(Camille Pissarro - As Lavadeiras)
António Gabriel Pissarro. Pelos anos de 1747, na cidade de Bragança impunha-se uma florescente e laboriosa geração de cristãos-novos. Do ponto de vista da economia, nunca como então crescera o fabrico e o comércio das sedas, com a Rua Direita transformada em um autêntico formigueiro de micro e, pequenas unidades industriais, extraordinariamente competitivas e geradoras de riqueza. No seio dessa comunidade, brilhou a estrela de António Gabriel Pissarro.
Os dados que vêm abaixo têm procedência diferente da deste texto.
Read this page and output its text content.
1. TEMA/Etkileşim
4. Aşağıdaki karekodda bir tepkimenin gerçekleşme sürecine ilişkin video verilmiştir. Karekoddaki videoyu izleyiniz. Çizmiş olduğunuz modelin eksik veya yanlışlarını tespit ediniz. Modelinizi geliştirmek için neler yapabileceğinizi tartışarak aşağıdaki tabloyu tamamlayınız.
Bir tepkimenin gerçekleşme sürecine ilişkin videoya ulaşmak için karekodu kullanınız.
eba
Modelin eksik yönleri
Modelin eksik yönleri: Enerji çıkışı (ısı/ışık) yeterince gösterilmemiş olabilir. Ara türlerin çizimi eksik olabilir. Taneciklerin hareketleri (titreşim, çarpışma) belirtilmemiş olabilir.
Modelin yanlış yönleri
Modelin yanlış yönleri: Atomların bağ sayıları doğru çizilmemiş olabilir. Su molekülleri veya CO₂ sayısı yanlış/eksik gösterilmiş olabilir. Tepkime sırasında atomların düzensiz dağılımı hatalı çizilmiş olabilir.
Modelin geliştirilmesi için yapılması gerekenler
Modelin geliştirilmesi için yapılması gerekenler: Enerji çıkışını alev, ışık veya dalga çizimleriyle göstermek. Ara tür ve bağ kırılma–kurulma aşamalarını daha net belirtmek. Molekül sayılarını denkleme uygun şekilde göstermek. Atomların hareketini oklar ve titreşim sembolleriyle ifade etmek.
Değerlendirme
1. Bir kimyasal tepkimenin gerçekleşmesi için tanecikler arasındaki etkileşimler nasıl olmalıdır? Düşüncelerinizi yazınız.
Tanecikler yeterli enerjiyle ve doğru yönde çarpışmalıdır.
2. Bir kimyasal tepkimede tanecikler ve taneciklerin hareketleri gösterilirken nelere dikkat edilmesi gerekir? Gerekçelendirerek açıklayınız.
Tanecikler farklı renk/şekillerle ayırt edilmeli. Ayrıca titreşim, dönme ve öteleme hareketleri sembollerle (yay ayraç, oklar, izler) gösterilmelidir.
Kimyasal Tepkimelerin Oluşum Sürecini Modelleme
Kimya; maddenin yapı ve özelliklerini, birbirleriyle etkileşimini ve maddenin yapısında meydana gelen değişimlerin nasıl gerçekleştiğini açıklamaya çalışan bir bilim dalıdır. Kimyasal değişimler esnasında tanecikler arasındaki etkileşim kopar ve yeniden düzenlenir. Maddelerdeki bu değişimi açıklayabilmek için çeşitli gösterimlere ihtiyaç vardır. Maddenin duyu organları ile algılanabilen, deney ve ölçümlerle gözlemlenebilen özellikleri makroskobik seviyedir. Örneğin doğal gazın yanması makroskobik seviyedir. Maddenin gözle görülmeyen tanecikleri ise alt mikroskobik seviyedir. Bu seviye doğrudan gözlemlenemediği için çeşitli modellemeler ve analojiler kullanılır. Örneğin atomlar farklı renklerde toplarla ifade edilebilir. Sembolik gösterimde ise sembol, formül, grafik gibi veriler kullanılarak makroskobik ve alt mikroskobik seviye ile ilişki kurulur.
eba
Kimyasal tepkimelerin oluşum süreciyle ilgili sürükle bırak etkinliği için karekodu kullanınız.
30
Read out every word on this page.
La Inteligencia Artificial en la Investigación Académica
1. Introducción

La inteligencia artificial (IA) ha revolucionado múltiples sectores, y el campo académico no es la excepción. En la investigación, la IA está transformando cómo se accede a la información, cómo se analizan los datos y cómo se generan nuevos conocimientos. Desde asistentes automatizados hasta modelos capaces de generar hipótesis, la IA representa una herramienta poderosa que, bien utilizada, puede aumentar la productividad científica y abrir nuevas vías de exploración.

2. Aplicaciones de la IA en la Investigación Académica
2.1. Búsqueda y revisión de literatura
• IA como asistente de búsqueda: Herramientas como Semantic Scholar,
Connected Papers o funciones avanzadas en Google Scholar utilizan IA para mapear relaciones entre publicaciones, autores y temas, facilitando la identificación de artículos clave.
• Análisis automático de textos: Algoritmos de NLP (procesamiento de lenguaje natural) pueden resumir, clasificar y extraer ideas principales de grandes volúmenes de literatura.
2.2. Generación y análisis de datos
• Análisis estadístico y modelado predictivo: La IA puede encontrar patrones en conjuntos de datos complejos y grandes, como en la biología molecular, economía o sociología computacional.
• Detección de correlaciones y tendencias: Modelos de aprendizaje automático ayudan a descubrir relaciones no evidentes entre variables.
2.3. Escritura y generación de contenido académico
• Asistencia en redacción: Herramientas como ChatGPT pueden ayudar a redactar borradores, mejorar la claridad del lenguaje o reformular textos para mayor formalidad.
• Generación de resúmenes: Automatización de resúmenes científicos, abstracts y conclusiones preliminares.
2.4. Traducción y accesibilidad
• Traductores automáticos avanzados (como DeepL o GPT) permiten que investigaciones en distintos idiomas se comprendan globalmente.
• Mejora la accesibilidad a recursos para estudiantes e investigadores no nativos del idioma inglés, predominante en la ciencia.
A ponto de um seu contemporâneo ter proferido o seguinte testemunho:
- Acorriam a ele como a pai!
Nascido em 1716, era filho de Pedro Álvares Pissarro e Luzia Nunes, que ambos conheceram as prisões do santo ofício, sendo ele acusado de ser dogmatista e rabi. Em Bragança fez António os estudos preparatórios no colégio dos Jesuítas, posto o que ingressou na universidade de Coimbra onde se licenciou em direito. Regressado a Bragança, abriu um escritório de advogado, assim iniciando uma brilhante carreira.
Na terra, havia mais de uma dúzia de advogados e padres formados em cânones, que nesses tempos existia uma ligação muito grande entre as varas judiciais eclesiásticas e civis. E uma grande parte desses profissionais juntou-se na promoção de um processo perante o juiz de fora da cidade, visando impedir o dr. António Pissarro de exercer a sua profissão nos tribunais da comarca, baseados em argumentos de natureza ética. Parece que o instigador dessa demanda e da campanha de contestação ao dr. Pissarro foi o padre/advogado António Carlos Vilas Boas que tinha sido seu colega na universidade de Coimbra e em Bragança conseguiu o estratégico emprego de notário do fisco e do santo ofício, por ele passando o registo de todas as penhoras e confiscos de bens aos processados pela inquisição. Se bem que perdessem o processo no juízo de Bragança, os inimigos de Pissarro recorreram para a Relação do Porto, onde voltaram a perder e foram condenados a pagar as custas. E a aura do nosso advogado mais cresceu, medrando em paralelo as invejas e os ódios recalcados. E fatal seria que acabasse preso pela inquisição, acusado não apenas de práticas judaicas mas ainda de ser, tal como o pai, entretanto falecido, o rabi da sinagoga que os “judeus” de Bragança faziam em casa de António Rodrigues Gabriel, seu parente.
Não vamos aqui falar do seu processo. Apenas diremos que foram dois longos anos de sofrimento. E uma nota interessante: em sua defesa, acorreu o comissário da inquisição de Bragança, padre Morais Antas, que fez uma informação para Coimbra falando das invejas do padre Vilas Boas e outros e que a acusação partia apenas do facto de o dr. Pissarro ser de origem hebreia e não de qualquer infracção às leis da igreja.
Finalmente, refira-se que na família deste ilustre advogado de Bragança viria a nascer, em 1831, em St. Tomas, uma das Antilhas, um dos maiores pintores do século XIX, aquele a quem Henry Matisse chamava o “Moisés da pintura contemporânea” e acerca de quem Paul Cézanne dizia:
- Todos descendemos de Pissarro!
Estamos falando, naturalmente, de Camille Pizarro, o famoso mestre do impressionismo que faleceu em Paris em 1903.